З н о й н а я(хищно). Как жаль, а у меня как раз в живо­те забурчало в предчувствии лакомого кусочка! Вы мне сообщите, если не трудно, когда он опять на ра­боту вернется. (Л и м п о п о.) Пойдем, Джузеппе Петрович, выпьем по маленькой; нет авторов, так хоть сандвичей пожуем!

Т у р а н д о т о в(с преувеличенной вежливостью). Да, да, вы пока выпейте и закусите, неизвестно еще, что будет после пришествия Недоноска: то ли сухой закон, то ли всеобщая мобилизация!

Л и м п о п о и З н о й н а я закусывают и вы­пивают.

В банкетный зал заходит К л и к у ш а.

Т у р а н д о т о в(удивленно). А тебя каким чертом сю­да занесло, старая сводница?

Кликуша. Вот в том-то и дело, что чертом, милый мой человек, не к ночи будет помянуто это имя. Чув­ствую, что пахнет жареным, и не могу удержаться, ибо страсть как люблю все с пылу и с жару. Позволь, мил человек, в сторонке постоять, и посмотреть на грядущее светопреставление. Мне много не надо, кро­шку в рот да водички глоток, а все остальное сами дадут.

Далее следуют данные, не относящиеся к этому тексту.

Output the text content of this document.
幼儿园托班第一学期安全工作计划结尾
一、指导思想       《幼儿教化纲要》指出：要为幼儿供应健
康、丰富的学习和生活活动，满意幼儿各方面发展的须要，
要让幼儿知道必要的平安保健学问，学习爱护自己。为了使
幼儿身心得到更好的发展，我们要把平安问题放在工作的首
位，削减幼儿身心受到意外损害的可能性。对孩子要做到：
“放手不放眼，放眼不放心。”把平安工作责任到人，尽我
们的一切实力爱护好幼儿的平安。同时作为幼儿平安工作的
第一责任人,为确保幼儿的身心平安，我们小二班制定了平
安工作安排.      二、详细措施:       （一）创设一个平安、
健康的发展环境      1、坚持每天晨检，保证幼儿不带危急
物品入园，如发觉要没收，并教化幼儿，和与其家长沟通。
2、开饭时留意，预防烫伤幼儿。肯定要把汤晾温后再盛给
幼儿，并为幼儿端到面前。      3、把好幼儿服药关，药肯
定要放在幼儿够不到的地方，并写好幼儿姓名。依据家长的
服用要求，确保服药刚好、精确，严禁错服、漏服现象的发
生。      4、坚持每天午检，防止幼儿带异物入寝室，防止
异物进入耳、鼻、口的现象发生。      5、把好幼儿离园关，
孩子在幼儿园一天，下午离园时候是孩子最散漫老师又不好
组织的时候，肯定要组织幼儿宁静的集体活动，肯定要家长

Т у р а н д о т о в. В том-то и дело, что дадут, ибо без таких, как ты, к сожалению, не обойтись. Ладно, постой в сторонке, да смотри не проси никого руч­ку позолотить – тут такие люди, что вмиг своей золо­той ручки лишишься!

К л и к у ш а кланяется и отходит в сторону.

Появляется Л ю с я Ш п и ч а к и с ней с т а ­й к а п о к л о н н и ц. По залу прокатывается сдержанный ропот.

Л ю с я(проходя вперед по ковровой дорожке). Спокойней, ребята, спокойней, это пока что не Недоносок, а я, Люся Шпичак, светская львица. (Т у р а н д о т о ву.) Извините, папаша, что без приглашения и без бриллиантов, все брилики оставила в сейфе. Воруют, папаша, воруют безбожно, что в Каннах, что в оте­чественных забегаловках. Ну да ладно, это все ме­лочи, в обществе недоносков и без бриликов можно вполне обойтись (пренебрежительно оглядывается по сторонам).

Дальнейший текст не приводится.